Friday on WHA radio The Week In Review, when Joy Cardin asked me if the cuts made in the budget of the Attorney General J.B. Van Hollen office were partisan, I promptly answered "Yes."
Nothing is new; this is a decades-old flawed bipartisan Wisconsin tradition.
I recall years ago when a member of the majority party decided to punish a member of the opposing party. The majority legislator struck from the budget a small needed facility in the offender's district. The cost was so insignificant, it could not be measured in the hundredths of a percentage point.
The only people hurt were the residents of the area. They were the real victims. For decades feuds between legislators lead to the people of the state used as pawns in a 'gotcha" game. What is happening to Republican Van Hollen and his department happened to Democrats when Doyle was AG, and happened to various State Treasurers and Secretaries of State who were of the wrong political persuasion.
It is time for both parties to end this silliness. Restoring the cuts in the Attorney General's budget is a place to start. I was not a supporter of J. B. Van Hollen and some of his work clearly distresses me. Cutting the budget may hurt him, but the real victims are the people of the state.
While we are on the subject, both parties should confront bipartisan budget practices that hurt all of us. It is time to accurately project tax revenues, stop using one-time revenues to fund the operating budget, and stop shifting operating budget items to the capital budget so they can be funded by borrowing instead of current tax revenues.
In addition we need creative approaches to expensive problems.
A bipartisan effort to look at means of lowering the costs of incarceration is a place to start. Van Hollen and Dane County Sheriff Dave Mahoney know where to start: for nonviolent offenders, further expansion of early release bracelet programs and other initiatives which do not endanger public safety.
Most Republicans feel Van Hollen has gone "native" in Madison...the John McCain of AG's. This capricious cut just shows the futility of appeasement.
It also highlights the 'pro-criminal' leaning of the senate by the carefree addition of 49 state public defenders.
http://wislawjournal.com/article.cfm/2009/06/01/Finance-committee-supports-SPD-changes
Posted by: R.J. | June 08, 2009 at 07:13 AM
Posted by: John Peterson | June 08, 2009 at 12:15 PM
And how about stop the corrupt practice of holding fundraisers while the budget is being written:
http://thesconz.wordpress.com/2009/06/06/corrupted-by-power-the-democratic-party-of-wisconsin/
Posted by: The Sconz | June 08, 2009 at 02:54 PM
From WisPolitics…
The state Department of Justice faces a much smaller cut in GPR and all funds than the $17 million Attorney General J.B. Van Hollen publicized last week in criticizing the JFC budget, according to the Fiscal Bureau summary released today.
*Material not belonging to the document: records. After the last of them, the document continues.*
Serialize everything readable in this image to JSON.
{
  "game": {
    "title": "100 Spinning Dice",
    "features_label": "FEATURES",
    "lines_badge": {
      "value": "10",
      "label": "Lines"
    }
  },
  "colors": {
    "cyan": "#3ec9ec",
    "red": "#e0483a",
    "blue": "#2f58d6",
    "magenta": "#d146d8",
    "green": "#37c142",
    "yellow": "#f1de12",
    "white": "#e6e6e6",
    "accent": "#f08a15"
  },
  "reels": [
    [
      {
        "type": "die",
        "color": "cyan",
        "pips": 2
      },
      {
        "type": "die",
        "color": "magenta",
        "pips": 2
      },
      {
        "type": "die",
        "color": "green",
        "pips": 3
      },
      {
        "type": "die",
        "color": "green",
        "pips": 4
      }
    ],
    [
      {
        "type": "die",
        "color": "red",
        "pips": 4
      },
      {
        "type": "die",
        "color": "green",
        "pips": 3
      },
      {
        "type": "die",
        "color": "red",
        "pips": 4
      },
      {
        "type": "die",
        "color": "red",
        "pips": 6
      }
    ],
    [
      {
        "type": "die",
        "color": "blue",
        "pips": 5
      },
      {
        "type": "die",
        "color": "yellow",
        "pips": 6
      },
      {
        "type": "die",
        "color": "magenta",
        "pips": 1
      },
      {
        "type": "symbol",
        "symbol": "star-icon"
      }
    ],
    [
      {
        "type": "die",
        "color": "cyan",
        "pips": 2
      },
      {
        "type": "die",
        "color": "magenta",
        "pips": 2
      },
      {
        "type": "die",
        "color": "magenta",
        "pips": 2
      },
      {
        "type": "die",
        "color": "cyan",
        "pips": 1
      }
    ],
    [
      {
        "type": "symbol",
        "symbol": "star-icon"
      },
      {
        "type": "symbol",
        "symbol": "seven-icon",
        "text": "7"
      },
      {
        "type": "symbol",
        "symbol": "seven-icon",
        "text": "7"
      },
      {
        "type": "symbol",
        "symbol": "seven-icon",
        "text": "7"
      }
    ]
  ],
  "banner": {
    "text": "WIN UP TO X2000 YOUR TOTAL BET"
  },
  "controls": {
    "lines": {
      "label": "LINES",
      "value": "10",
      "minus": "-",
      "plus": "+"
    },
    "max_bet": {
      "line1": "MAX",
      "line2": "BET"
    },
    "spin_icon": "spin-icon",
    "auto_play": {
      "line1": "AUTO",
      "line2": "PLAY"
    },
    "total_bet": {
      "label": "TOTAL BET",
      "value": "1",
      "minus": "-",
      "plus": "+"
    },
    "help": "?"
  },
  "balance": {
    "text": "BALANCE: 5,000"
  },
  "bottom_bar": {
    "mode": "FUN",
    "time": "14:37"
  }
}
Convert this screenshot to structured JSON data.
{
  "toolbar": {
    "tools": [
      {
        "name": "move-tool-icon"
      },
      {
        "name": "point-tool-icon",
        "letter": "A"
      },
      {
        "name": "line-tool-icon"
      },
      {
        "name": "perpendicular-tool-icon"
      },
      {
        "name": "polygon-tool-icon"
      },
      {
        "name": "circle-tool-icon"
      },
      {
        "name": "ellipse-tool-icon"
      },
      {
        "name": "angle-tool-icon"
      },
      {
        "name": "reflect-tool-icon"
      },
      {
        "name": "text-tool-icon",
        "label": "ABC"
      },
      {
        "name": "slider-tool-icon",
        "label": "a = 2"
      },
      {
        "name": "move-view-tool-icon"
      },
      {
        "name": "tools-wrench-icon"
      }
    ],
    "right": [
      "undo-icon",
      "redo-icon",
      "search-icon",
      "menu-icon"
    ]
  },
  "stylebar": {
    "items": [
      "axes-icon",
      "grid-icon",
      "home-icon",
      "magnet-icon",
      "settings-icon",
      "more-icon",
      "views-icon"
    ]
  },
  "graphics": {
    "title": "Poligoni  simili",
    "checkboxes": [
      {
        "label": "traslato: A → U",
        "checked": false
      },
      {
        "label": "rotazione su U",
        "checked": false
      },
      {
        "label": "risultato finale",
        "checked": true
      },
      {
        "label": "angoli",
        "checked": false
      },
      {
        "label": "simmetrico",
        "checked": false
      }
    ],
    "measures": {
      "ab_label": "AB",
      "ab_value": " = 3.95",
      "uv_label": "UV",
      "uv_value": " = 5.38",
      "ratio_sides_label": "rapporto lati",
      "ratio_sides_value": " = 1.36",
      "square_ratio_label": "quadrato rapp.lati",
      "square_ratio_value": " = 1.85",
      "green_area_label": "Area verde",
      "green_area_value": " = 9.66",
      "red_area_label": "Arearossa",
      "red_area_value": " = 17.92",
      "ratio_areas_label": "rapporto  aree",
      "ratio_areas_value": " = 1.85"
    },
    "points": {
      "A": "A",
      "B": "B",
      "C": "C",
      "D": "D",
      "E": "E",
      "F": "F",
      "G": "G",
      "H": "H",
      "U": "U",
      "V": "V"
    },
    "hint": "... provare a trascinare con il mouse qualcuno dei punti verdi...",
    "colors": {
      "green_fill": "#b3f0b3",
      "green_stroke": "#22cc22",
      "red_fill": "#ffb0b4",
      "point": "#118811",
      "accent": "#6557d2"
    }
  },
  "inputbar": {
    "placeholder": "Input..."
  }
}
….According to LFB, the JFC budget would cut the agency $7 million in GPR compared to the base year doubled, a reduction of 8.3 percent. The reduction in all funds would be almost $3.9 million, equal to a 2.1 percent cut. …
JFC Co-Chair Mark Pocan, D-Madison, countered the LFB numbers back up the Dems’ contention that the AG is has been misleading the public.
“I can pretty much tell the attorney general wasn’t a math major,” Pocan said. “We’ve been saying this since day one. The cuts he’s been coming up with don’t match what’s in the budget or what’s in reality.”
Pocan said Van Hollen totaled up all the cuts JFC approved without taking into account the new money pumped into the agency.